襲撃犯たちを連れた兵士たちは王都の各所に設けられている近衛の詰所の一つに入っていったので、キーンもその中に入っていった。キーンは別室に通され、今の時間の責任者に状況などを聞かれたので答えていった。
名前を聞かれたキーンは、名まえと身分を答えておいた。その際大げさになりそうなので男爵であるとは言わなかった。
「名前は、キーン・アービス。軍学校3号生徒」
「キーン・アービス? あっ! キーン・アービス男爵殿でしたか。いやー、お若いのにご苦労さまです」
キーンのことを知っていたらしい責任者がキーンの名前を聞いて急に丁寧な対応になった。キーンは先日男爵になったばかりだが、100年ほど新たには現れなかった永代貴族でもあり、王都内では有名人なのかもしれない。
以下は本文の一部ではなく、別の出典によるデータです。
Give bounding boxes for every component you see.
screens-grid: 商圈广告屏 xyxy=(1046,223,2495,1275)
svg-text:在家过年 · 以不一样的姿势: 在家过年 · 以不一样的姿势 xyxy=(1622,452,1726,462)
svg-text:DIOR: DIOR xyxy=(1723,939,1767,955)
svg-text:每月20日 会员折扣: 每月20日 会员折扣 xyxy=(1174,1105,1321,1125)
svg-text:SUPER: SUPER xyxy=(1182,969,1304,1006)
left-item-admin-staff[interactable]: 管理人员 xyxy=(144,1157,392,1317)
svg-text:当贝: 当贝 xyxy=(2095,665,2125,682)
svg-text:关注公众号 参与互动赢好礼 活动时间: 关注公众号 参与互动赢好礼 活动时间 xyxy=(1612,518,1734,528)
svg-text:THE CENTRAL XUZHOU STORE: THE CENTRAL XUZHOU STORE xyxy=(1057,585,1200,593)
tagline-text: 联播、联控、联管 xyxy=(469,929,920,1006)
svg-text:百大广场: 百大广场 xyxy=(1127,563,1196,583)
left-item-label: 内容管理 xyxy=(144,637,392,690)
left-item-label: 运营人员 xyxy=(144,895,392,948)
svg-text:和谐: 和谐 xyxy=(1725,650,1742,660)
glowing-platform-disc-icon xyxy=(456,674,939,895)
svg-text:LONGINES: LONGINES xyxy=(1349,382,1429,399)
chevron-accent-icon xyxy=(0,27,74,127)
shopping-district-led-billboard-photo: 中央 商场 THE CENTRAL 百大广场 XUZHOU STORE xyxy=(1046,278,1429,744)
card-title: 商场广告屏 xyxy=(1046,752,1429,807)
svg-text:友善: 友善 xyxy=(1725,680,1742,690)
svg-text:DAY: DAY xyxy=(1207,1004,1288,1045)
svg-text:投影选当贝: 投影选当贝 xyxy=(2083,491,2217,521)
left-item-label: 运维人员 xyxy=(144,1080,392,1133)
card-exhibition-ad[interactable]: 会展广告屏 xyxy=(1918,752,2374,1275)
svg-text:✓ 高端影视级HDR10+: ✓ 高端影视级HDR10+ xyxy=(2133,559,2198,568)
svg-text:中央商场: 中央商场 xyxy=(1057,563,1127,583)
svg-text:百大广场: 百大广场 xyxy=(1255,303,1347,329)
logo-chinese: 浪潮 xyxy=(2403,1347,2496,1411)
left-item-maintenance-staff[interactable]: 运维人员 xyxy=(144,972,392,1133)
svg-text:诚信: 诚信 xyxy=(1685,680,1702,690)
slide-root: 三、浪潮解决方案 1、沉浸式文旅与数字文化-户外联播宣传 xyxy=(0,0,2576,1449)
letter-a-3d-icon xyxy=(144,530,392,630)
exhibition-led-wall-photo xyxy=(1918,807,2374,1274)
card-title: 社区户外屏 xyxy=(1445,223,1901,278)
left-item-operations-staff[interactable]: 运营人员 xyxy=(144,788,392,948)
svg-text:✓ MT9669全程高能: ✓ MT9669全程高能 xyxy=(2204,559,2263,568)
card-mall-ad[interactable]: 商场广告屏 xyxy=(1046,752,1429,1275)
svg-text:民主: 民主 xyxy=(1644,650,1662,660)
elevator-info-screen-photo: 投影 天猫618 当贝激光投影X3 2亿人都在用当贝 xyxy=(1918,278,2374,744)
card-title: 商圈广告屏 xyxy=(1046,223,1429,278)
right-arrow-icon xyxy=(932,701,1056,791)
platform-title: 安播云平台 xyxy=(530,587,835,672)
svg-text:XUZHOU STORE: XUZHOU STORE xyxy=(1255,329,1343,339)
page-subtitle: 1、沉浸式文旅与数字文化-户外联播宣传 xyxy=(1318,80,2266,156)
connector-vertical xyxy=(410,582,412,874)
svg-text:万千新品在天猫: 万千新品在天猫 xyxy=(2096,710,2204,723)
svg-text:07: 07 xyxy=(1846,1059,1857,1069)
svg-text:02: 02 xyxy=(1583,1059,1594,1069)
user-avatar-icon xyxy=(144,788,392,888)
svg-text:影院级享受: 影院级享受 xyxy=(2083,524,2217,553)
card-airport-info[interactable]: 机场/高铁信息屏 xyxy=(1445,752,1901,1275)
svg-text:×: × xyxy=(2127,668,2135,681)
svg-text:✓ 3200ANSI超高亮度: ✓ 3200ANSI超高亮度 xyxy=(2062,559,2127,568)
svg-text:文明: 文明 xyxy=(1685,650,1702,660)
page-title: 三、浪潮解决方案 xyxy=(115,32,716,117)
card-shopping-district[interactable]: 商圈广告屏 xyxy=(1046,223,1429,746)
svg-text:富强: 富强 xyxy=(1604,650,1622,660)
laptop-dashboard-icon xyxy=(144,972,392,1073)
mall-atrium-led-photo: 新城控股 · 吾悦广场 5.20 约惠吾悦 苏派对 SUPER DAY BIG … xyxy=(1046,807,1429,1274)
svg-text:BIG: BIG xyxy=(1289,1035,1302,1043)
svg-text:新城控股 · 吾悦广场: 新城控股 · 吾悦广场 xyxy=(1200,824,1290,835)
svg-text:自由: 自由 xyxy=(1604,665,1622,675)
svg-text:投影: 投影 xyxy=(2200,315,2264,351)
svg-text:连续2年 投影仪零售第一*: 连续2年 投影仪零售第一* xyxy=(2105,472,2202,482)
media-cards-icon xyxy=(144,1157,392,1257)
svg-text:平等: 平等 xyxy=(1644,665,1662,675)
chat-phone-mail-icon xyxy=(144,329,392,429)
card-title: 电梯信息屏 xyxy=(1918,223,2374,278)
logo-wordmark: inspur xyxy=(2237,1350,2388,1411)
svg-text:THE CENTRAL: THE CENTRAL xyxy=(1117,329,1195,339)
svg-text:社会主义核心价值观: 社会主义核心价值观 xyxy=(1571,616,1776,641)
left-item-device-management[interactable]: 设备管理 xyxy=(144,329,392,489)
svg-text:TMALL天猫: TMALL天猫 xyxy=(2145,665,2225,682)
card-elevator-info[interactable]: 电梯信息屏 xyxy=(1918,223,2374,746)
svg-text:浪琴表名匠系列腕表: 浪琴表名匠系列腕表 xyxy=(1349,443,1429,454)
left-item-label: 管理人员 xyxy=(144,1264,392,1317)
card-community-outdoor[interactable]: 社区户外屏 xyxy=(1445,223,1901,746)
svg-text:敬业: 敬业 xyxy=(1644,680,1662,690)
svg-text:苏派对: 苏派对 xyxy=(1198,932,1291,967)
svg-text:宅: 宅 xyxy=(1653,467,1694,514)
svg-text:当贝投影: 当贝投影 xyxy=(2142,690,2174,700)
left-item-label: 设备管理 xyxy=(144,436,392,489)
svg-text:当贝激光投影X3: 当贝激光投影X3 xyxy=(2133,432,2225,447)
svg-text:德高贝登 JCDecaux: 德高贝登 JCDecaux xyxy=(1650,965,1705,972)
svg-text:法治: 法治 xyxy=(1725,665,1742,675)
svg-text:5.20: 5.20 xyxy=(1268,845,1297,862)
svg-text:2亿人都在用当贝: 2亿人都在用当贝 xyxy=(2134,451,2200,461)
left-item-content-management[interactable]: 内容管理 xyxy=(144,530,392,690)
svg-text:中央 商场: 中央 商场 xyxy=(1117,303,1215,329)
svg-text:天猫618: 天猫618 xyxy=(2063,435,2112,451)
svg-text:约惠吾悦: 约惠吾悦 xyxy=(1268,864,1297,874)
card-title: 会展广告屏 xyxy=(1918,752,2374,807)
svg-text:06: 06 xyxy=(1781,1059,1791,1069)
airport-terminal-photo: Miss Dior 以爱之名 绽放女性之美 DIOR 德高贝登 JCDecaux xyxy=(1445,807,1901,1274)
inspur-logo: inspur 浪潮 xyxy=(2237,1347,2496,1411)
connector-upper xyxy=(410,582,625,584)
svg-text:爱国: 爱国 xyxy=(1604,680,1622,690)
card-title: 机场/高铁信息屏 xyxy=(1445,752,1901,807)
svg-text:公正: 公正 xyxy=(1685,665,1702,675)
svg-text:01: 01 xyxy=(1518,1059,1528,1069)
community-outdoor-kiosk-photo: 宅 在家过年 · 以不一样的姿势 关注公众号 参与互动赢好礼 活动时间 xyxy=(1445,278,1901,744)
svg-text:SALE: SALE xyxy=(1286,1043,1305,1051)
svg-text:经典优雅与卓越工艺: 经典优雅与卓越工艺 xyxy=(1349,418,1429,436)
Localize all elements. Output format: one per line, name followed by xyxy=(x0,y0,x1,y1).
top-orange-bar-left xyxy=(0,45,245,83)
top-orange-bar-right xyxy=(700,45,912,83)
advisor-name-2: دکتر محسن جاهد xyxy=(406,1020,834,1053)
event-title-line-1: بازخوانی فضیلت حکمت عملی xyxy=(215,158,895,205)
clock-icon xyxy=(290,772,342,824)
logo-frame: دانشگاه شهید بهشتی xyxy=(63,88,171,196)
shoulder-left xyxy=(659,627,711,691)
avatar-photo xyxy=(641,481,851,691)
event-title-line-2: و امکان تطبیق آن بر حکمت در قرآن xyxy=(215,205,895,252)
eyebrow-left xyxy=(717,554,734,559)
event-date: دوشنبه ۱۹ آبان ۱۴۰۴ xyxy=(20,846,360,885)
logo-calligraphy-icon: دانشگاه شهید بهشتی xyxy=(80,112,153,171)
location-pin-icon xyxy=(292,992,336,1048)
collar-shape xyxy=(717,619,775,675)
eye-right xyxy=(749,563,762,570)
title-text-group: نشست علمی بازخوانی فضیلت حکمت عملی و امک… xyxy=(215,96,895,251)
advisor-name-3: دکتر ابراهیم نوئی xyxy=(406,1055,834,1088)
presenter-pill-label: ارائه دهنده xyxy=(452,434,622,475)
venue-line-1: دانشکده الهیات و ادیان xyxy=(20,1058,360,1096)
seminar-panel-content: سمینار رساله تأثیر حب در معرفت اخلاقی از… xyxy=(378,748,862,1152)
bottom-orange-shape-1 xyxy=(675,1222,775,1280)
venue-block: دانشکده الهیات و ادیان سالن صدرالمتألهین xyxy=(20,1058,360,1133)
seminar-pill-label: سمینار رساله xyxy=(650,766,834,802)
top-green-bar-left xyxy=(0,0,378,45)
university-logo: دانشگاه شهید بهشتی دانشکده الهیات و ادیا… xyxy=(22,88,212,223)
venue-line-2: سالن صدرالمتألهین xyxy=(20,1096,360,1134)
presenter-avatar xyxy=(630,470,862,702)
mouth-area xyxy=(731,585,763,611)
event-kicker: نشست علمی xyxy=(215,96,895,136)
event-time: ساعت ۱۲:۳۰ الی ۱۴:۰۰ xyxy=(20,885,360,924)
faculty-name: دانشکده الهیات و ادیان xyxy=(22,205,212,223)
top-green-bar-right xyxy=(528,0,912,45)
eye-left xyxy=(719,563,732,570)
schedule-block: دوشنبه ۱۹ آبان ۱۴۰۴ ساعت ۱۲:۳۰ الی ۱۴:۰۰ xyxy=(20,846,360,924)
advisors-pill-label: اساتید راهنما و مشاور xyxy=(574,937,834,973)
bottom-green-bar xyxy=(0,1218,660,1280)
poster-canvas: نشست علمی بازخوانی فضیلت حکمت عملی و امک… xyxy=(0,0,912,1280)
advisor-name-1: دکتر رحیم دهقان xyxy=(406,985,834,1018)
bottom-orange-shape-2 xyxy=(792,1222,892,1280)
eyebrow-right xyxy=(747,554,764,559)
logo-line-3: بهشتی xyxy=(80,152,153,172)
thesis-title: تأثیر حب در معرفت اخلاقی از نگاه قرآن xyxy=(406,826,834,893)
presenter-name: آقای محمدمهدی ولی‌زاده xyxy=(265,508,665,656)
「襲撃者に襲われたところを返り討ちにした。人を呼ぶため見張りとして作ったガードミニオンなる魔術生物?がアービス殿が不在時に襲撃者の仲間と思しき男を倒した。分かりました。あとは二人を尋問して裏をとっていきますから、アービス殿はこのままお帰り下さい。襲撃者について何か分かりましたら近衛から連絡いたします」
「それなら、アイヴィーという者がおりますから、僕の自宅の方に知らせてください」
「はっ! アイヴィー殿ですね。一度お会いしたかったので、わたくしの方からいずれお伺いします。ご住所の方はこちらで調べますので結構です」
簡単に詰所から解放された。
キーン自身はこれまで何者かに襲われることなど考えていなかったのだが、それなりに有名になっているし、ダレンなどから見れば目の仇のようなものなので、今後もこういったことが起こりえると気を引き締めた。一度は強化を解いていたキーンだが、襲撃があれだけで終わったと考える理由もないので、日も落ちて暗くなりかなり目立つが、強化10倍をかけて自宅に戻っていった。